Thomas J. Wong, AIA, Design Partner
The museum is situated within an active dinosaur fossil dig site in Southern New Jersey which contains thousands of fossils and provides a view into life in the Cretaceous Period 66 million years ago. Once a shallow ocean environment, then used for mining for over a century, the site is now a 4-acre quarry, encompassed by a 123-acre property, where “citizen scientists” can dig for fossils, alongside leading paleontologists at Rowan University.
Research at the site, led by Dr. Kenneth Lacovara, founding executive director of the Edelman Fossil Park & Museum, is shedding light on ancient events that led to the world’s 5th mass extinction, during which the dinosaurs and 75% of species went extinct—a pivotal, calamitous moment that paved the way for the modern world as we know it.

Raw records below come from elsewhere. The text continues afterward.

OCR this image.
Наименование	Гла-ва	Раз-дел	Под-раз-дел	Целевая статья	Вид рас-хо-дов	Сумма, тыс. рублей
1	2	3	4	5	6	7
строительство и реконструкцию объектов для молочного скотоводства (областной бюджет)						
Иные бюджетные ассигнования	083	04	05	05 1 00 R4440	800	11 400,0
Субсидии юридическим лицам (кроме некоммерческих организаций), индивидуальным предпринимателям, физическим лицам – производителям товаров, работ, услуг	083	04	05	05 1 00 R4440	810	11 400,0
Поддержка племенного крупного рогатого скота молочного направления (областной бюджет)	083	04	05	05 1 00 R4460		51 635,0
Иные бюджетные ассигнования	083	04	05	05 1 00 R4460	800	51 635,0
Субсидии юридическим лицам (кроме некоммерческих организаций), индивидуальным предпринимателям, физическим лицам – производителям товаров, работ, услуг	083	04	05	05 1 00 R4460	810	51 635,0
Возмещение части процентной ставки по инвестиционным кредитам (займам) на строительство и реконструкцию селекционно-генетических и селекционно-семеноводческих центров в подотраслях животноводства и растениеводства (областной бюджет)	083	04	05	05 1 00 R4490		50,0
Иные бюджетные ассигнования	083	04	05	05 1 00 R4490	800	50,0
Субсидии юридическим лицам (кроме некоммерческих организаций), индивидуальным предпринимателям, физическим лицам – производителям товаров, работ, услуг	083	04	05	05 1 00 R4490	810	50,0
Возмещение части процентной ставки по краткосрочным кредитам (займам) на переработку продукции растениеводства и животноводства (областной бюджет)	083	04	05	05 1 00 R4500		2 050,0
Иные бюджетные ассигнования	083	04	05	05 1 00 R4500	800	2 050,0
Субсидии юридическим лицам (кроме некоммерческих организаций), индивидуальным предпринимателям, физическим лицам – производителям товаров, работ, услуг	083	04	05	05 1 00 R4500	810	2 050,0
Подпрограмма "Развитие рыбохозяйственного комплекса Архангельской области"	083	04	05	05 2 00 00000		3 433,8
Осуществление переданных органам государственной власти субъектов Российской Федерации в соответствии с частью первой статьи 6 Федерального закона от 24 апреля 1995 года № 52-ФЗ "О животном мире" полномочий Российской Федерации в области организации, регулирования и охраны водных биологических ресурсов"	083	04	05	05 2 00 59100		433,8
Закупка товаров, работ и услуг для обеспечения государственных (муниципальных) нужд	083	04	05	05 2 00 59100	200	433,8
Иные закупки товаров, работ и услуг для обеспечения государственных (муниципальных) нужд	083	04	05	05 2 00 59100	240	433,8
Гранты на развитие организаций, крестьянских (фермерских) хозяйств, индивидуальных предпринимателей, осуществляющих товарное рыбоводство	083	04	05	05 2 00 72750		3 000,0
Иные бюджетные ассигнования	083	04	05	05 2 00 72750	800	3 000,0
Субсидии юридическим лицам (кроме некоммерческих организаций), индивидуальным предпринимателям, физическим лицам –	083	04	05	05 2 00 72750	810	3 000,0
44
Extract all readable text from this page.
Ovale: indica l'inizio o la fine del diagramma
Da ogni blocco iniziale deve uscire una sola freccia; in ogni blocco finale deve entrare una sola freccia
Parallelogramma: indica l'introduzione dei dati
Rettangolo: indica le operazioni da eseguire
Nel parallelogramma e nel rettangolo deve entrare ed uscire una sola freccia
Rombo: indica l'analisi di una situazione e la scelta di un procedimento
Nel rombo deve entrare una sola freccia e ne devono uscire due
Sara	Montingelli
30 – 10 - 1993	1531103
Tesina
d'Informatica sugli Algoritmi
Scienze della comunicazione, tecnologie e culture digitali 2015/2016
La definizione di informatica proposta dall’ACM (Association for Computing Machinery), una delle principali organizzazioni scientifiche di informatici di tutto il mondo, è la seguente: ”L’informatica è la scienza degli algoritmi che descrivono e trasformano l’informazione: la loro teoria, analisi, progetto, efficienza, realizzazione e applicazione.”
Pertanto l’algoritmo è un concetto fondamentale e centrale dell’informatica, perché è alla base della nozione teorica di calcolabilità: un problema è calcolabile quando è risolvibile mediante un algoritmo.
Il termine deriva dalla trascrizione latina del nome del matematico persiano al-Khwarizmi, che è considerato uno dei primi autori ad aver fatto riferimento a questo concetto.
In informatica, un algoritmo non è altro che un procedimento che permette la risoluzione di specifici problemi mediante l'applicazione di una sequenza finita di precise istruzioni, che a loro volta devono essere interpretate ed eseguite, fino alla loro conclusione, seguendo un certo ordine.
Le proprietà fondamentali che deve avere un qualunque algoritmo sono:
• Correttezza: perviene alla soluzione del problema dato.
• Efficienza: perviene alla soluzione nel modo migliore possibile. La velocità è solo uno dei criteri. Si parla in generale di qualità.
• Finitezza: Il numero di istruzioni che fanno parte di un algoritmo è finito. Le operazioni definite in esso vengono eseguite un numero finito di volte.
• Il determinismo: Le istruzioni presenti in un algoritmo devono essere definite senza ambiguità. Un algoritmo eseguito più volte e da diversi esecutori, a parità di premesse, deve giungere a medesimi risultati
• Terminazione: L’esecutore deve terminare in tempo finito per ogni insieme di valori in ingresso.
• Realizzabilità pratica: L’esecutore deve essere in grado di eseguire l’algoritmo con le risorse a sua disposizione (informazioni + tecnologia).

The design concept for this remarkable project was envisioned as a set of metaphorical camera obscuras, an apparatus in which a tiny aperture offers a view to a realm beyond. The site itself, the experience, and the architecture, are all envisioned as a series of lenses that link deep time with the present, exhibits with the quarry, and ultimately provide a view to our collective future given the ongoing human-caused sixth mass extinction. The renewed perspective on humanity offered by the fossil record inspired an architecture that nestles within the natural landscape as a series of small-scale pavilions that frame the evidence of past worlds, while encouraging engagement with the present moment.













At 44,000 square feet, the museum acts as a learning and research center as well as an exhibit experience, with laboratory space and programs geared to both paleontologists and “citizen scientists”. The museum will feature three immersive galleries with fossils from the late Cretaceous period, full-scale reconstructions of extinct creatures, hands-on learning experiences, live animal attractions, virtual reality, connections to the natural world, and community gathering spaces.
Aligning with the museum’s mission, one of the project’s primary goals is to encourage environmental stewardship through both education and the demonstration of sustainability through a high-performance building, which will be one of New Jersey’s largest public carbon net-zero facilities. Utilizing the Living Building Challenge as a guide through design, the project incorporates both passive and active measures, featuring geothermal wells for ground-source heating and cooling systems, an all-electric building, and a power purchase agreement for green energy available in New Jersey’s power grid. No fossil fuels will be combusted for museum operations and no greenhouse gasses will be released into the atmosphere. In addition, the surrounding grounds will restore plant and animal habitat, and bird-safe glazing protects from bird collisions. The building utilizes a hybrid heavy-timber structure as well as wood cladding to maximize the use of renewable materials and to sequester carbon.